Courteously the bonny youth explained matters. It was a Glenn H. Curtiss hydro-aeroplane, furnished with one of the new Curtiss engines of ninety horse-power, capable of flying seventy to ninety miles an hour, of lifting four hundred pounds, and weighing in all about a ton. Was it safe? Were the taut, skinny piano wires that manipulated the steering-gear and the plane durable? Didn't they ever snap? Of course they were durable, and, of course, they occasionally snapped. What then? Why, you drop, in spiral fashion—volplane—charming vocable! But if the engine?—same thing. You would come to earth, rather water, as naturally as a child takes the breast. Nothing to fear.
Young Beryl Kendrick is an Atlantic City product—he was a professional swimmer and life-guard—and will look after you. The price is fifteen dollars; formerly twenty-five dollars, but competition, which is said to be the life of trade, had operated in favour of the public. Rather emotionally I bade my man good day, promising to return for a flight the next morning, a promise I certainly did not mean to keep. This stupendous announcement he received coolly. Flying to him was a quotidian banality.
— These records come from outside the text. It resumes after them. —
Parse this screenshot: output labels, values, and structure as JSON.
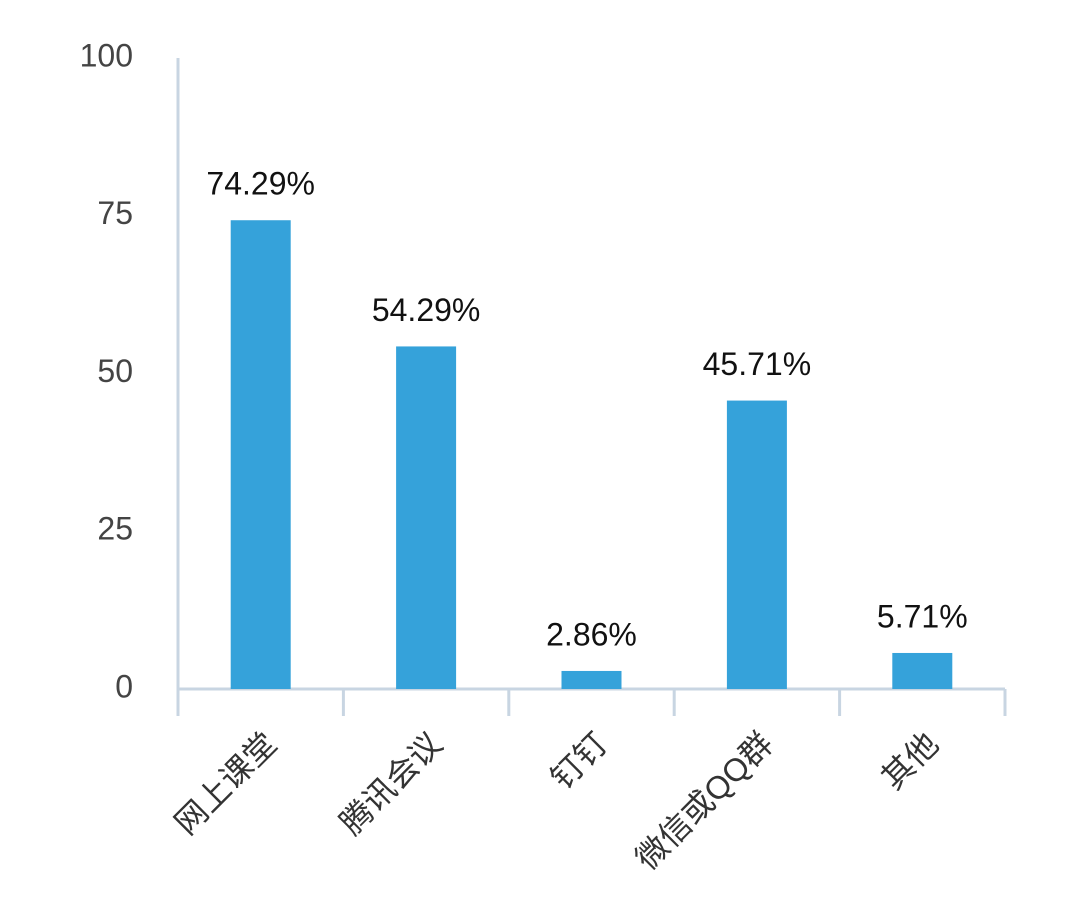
{
  "chart_data": {
    "type": "bar",
    "categories": [
      "网上课堂",
      "腾讯会议",
      "钉钉",
      "微信或QQ群",
      "其他"
    ],
    "values": [
      74.29,
      54.29,
      2.86,
      45.71,
      5.71
    ],
    "value_labels": [
      "74.29%",
      "54.29%",
      "2.86%",
      "45.71%",
      "5.71%"
    ],
    "color": "#35a2da",
    "ylim": [
      0,
      100
    ],
    "yticks": [
      0,
      25,
      50,
      75,
      100
    ],
    "grid": false
  }
}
And then I noticed that the blazing sun had become darkened. Was it an eclipse, or were some horrid, monstrous shapes like the supposititious spindles spoken of by Langley devouring the light of our parent planet? No, it was the chamber of my skull that was full of shadows. The obsession was complete. I would go up, but I must suffer terribly in the interim.
Why should I fly and pay fifteen good shekels for the unwelcome privilege? I computed the cost of various beverages, and as a consoling thought recalled Mark Twain's story of the Western editor who, missing from his accustomed haunts, was later found serenely drunk, passionately reading to a group of miners from a table his lantern-illuminated speech, in which he denounced the cruel raw waste of grain in the making of bread when so many honest men were starving for whisky. Yet did I feel that I would not begrudge my hard-earned royalties (I'm not a best-seller), and thus tormented between the devil of cowardice and the deep sea of curiosity I retired and dreamed all night of fighting strange birds that attacked me in an aeroplane.